The Best Tools for Finding Diverse Suppliers
Before you can establish and benefit from relationships with diverse suppliers, you need to know how to find them. You could certainly begin your hunt in the search bar of your browser or at the specific websites of certification sites like the NGLCC or NMSDC.
But if you’re looking to reach the largest number of potential suppliers possible, consider taking a look at some of the most powerful and commonly used resources available today:
- Supplier.io’s Supplier Explorer
Tapping into hundreds of certification agencies and providing detailed information on suppliers worldwide, Supplier.io’s supplier diversity sourcing tool gives you powerful options for identifying your needs, selecting the suppliers who fit your requirements, and sharing information between key stakeholders. The service itself comes with a 14-day free trial, so you can give it a test drive to see if it fits your needs before committing.
- Thomasnet.com’s Supplier Diversity Tools
With more than a century of experience connecting suppliers with clients and providing valuable insights to both, Thomasnet gives users intuitive tools for finding and recruiting diverse suppliers based on a range of criteria. Users can search by categories such as African American owned, women owned, veteran owned, etc., or sample a broader range of suppliers in different categories who are also HubZone certified. Signing up for a basic membership is free, and allows full access to the search tools so you can get cracking right away.
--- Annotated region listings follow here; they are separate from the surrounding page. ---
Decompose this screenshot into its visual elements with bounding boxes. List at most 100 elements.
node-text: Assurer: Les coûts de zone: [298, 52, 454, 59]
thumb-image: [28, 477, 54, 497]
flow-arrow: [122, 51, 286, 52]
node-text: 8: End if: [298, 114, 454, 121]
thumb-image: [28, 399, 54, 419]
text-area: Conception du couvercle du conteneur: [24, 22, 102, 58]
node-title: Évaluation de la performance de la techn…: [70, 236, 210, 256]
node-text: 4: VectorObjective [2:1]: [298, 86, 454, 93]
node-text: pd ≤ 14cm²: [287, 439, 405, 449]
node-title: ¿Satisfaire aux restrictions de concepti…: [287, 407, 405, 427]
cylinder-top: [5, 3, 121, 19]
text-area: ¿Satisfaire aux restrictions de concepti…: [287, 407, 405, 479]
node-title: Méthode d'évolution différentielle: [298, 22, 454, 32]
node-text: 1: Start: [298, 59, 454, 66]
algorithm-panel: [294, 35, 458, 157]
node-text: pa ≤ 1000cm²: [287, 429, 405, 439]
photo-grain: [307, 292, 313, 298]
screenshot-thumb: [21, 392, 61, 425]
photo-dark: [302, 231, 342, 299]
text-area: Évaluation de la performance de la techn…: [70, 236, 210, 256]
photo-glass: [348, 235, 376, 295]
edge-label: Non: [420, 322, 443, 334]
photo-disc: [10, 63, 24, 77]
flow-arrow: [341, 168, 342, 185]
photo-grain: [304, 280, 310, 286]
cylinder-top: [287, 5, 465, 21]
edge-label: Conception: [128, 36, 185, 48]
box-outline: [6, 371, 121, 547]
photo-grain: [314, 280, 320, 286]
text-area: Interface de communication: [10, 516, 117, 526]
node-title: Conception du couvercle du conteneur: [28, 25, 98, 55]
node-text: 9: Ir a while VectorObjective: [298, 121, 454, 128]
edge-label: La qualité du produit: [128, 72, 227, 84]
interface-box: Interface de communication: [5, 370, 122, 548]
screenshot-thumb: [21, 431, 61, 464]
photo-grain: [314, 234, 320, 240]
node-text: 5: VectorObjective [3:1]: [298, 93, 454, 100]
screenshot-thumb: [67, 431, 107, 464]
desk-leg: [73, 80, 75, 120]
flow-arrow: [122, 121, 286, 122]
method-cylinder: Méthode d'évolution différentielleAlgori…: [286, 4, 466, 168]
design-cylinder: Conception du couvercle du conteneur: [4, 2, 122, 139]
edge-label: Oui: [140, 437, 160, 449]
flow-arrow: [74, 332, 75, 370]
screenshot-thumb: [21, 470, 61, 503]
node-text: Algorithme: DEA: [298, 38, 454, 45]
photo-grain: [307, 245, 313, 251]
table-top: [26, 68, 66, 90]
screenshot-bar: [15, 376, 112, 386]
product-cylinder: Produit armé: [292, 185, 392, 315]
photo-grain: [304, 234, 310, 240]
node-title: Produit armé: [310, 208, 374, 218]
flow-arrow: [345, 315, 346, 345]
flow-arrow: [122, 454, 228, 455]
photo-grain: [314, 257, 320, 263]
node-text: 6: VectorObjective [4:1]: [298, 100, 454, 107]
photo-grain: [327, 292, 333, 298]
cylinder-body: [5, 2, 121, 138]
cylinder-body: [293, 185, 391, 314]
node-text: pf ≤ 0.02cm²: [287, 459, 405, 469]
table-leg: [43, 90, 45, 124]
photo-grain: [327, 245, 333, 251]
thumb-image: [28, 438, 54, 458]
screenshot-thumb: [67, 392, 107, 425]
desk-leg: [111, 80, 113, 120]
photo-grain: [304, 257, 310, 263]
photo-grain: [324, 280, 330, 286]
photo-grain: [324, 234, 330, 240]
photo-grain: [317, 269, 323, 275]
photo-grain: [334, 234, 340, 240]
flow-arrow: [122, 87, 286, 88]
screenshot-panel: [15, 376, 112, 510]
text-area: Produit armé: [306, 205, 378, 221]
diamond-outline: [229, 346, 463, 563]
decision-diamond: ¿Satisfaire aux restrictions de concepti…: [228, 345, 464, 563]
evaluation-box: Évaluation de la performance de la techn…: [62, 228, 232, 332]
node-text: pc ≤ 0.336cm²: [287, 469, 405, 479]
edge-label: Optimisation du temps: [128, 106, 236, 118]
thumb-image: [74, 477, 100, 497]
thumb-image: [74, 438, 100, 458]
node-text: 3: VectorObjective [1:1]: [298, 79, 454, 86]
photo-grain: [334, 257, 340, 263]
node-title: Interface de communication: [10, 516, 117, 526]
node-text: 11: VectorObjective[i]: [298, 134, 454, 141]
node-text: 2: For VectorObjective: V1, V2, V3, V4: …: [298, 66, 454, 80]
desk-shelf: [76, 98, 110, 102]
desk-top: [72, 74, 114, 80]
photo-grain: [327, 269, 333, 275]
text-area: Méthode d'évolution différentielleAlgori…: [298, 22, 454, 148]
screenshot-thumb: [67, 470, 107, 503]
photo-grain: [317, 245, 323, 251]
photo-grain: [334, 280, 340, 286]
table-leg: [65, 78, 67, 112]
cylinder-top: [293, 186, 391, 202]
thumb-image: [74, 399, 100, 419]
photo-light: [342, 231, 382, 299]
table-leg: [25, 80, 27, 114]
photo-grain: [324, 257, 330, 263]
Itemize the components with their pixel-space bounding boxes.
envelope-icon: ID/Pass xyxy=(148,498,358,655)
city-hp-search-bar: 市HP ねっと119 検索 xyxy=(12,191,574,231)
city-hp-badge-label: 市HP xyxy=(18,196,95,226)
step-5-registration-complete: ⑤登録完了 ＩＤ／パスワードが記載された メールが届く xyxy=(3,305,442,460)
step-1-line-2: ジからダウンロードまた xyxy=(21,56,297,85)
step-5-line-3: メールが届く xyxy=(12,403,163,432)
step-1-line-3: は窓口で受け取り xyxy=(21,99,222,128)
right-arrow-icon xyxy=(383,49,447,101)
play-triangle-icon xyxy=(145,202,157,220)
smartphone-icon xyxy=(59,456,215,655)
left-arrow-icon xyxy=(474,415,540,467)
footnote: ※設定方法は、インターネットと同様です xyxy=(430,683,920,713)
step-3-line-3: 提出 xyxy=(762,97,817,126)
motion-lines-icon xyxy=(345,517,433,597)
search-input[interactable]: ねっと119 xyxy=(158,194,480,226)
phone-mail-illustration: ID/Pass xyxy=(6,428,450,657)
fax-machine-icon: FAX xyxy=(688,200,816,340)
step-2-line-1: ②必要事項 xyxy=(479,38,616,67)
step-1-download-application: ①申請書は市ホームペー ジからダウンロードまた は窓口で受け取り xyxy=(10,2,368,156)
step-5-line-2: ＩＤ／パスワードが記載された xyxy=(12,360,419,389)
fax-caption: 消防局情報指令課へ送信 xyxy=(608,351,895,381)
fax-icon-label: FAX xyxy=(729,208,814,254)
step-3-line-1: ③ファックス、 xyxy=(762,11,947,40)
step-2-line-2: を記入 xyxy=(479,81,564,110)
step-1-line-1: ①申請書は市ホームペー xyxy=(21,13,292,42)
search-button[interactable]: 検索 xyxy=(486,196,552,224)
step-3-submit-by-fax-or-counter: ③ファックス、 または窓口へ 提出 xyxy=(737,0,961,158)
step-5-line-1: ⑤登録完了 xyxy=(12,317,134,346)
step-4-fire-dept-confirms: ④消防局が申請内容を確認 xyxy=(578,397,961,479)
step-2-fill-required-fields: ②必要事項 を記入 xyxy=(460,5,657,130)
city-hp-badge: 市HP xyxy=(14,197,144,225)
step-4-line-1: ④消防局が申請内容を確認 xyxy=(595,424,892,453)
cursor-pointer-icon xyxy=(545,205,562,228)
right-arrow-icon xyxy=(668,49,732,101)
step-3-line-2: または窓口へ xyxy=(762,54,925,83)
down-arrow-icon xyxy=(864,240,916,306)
- The Association of National Advertisers (ANA) Supplier Diversity Resources
In addition to a curated list of certified diverse suppliers in both PDF and Microsoft Excel formats, this marketing-focused organization also provides users with free access to a companion document of suppliers whose clients predominantly include multicultural and diverse audiences.
- Dun & Bradstreet Supplier Diversity Data Resources
Signing up for D&B’s supplier diversity services gives users access to a veritable cornucopia of diversity data drawn from more than 400 sources. With a database of more than 5.3 million classifications covering more than 20 million small business indicators, you can add diverse vendors to your list of current suppliers with ease. D&B also allows users to filter potential suppliers for specific corporate, industry, and governmental requirements. It also provides a filtering service to eliminate suppliers with violations recorded by the Occupational Safety and Health Administration (OSHA), as well as those currently on government control lists such as the Office of Foreign Asset Control (OFAC) Sanctions program.
- The Small Business Association’s Dynamic Small Business Search Tool
Covering a wide array of government and private certifications, the SBA’s free search tool can help you narrow your search for diverse suppliers in just a few clicks. In addition to diversity certifications, users can also search by sustainability and “green” certifications, size, quality standards, insurance bonding, and much more.
- The Small Business Exchange (SBE)
Billing itself as the “ultimate business information hub for small businesses, disadvantaged, Asian, Black, Hispanic Women and Disabled Western-owned Business,” the SBE provides a range of services to diverse businesses. But it also has services for would-be clients, including a targeted diversity outreach program designed to connect buyers with the ideal suppliers meeting their specific needs.
Embrace Supplier Diversity for Smarter Sourcing and Shared Success
Taking on the challenges presented by doing business today’s complex and competitive economy isn’t easy. And finding diverse businesses that can help you reach your goals can seem daunting. But with a well-developed sourcing strategy that prioritizes supplier diversity and the right resources, you can identify and recruit diverse suppliers who will help you earn a maximum return on your dollar while strengthening your supply chain, providing unique insights, and give your company an opportunity to invest in shared success.